Mendenhall
How a Colorful Entrepreneur and His Business Partner Wife Convinced Simpson County to Move Its Seat.
Mendenhall with Original Edna Town Plat
Philip Didlake, a store owner from Steens Creek (later Star, MS) and wife Eula Maude Didlake, purchased 250 acres in Simpson County along the planned Gulf & Ship Island Railroad route in 1898 in hopes of convincing Simpson County residents to relocate the county seat from Westville to their proposed Village of Edna, named for their infant daughter Edna Earle. They marked out a town plat and began leasing plots. After the railroad rejected the name of Edna for their train station, the town was renamed Mendenhall, after Westville attorney, Thomas L. Mendenhall, who had represented the county at the State Constitutional Convention in 1890.
After the county held a voter referendum in 1900, the county seat was moved from Westville to Mendenhall.
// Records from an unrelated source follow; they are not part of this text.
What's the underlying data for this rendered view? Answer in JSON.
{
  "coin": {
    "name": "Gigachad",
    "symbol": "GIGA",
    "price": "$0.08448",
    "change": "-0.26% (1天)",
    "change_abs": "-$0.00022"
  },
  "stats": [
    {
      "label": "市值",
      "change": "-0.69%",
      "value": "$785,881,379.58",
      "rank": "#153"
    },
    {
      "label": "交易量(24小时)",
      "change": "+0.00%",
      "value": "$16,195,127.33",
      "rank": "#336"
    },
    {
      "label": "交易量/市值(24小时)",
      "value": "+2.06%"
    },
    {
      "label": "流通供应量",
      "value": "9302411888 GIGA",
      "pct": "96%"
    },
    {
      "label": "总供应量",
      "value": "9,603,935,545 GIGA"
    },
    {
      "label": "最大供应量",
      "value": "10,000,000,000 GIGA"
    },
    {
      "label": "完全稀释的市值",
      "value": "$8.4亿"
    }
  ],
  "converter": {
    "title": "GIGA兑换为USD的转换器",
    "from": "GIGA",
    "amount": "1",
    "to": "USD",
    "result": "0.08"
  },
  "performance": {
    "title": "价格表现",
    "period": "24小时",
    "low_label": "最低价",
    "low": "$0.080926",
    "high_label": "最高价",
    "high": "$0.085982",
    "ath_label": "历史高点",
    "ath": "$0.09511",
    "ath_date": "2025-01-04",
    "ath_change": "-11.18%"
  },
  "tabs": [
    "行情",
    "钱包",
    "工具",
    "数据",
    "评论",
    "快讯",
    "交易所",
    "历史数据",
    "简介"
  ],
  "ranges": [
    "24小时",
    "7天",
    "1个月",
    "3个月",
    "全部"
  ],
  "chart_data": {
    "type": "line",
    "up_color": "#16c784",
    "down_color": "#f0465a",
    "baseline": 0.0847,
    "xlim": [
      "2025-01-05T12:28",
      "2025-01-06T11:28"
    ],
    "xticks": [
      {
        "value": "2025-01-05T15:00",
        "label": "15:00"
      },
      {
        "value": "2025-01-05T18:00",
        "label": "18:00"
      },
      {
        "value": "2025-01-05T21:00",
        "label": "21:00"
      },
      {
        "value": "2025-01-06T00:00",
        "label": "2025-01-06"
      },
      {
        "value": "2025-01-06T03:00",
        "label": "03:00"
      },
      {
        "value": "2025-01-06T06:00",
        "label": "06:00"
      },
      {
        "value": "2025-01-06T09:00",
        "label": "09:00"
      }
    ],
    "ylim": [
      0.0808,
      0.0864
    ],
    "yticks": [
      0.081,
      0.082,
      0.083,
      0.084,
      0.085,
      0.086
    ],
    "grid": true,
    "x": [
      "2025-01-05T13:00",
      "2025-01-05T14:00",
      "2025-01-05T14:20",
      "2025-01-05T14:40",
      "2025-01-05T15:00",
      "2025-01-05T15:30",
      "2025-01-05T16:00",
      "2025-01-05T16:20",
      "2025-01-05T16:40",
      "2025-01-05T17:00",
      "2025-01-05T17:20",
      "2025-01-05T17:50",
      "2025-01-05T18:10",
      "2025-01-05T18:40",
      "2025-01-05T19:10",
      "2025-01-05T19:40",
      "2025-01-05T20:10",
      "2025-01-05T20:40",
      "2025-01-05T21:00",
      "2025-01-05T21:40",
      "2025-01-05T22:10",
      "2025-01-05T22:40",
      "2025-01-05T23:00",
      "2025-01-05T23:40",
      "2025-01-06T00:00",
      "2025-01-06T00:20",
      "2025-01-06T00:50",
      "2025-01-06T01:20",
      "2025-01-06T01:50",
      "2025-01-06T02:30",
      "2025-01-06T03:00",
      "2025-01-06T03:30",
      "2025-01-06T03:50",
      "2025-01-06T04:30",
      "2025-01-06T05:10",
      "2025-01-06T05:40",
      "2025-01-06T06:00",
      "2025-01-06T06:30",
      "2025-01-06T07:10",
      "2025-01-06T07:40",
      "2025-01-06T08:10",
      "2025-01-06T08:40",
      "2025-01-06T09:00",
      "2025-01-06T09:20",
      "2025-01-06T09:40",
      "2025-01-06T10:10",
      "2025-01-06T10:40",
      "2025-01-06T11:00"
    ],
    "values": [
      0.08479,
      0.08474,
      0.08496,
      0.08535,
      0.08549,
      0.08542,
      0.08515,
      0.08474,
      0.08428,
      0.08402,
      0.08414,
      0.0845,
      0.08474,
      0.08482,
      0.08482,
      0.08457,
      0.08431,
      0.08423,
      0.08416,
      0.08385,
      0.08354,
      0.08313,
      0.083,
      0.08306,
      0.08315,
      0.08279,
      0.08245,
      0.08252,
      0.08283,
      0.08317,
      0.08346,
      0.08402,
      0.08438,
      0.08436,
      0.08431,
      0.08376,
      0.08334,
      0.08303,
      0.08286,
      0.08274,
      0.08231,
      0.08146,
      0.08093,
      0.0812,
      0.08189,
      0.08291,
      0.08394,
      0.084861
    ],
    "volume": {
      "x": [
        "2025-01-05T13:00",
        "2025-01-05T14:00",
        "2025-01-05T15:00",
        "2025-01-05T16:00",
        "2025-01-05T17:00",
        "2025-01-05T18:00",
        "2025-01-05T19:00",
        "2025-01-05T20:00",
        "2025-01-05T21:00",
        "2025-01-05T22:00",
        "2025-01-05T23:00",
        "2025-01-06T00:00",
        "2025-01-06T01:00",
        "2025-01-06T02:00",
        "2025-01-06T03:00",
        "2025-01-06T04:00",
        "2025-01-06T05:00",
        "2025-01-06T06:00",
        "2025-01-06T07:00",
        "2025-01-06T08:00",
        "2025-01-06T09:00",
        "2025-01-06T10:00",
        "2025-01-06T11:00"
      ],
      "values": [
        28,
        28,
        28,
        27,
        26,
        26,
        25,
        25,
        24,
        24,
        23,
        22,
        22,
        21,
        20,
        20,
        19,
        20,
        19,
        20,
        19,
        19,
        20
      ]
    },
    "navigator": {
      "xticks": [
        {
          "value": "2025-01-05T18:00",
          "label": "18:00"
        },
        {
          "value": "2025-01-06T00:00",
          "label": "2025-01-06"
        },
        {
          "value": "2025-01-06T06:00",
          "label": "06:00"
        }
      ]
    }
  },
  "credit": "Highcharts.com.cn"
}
Residents of Westville sued on the grounds there had not been sufficient voter turnout as stipulated by state law. The case was decided in Mendenhall's favor, but the verdict was overturned on appeal in the State Supreme Court in 1905. A second referendum with sufficient turnout selected Mendenhall by a large majority in 1906. Construction on a new courthouse began that same year and completed in 1907.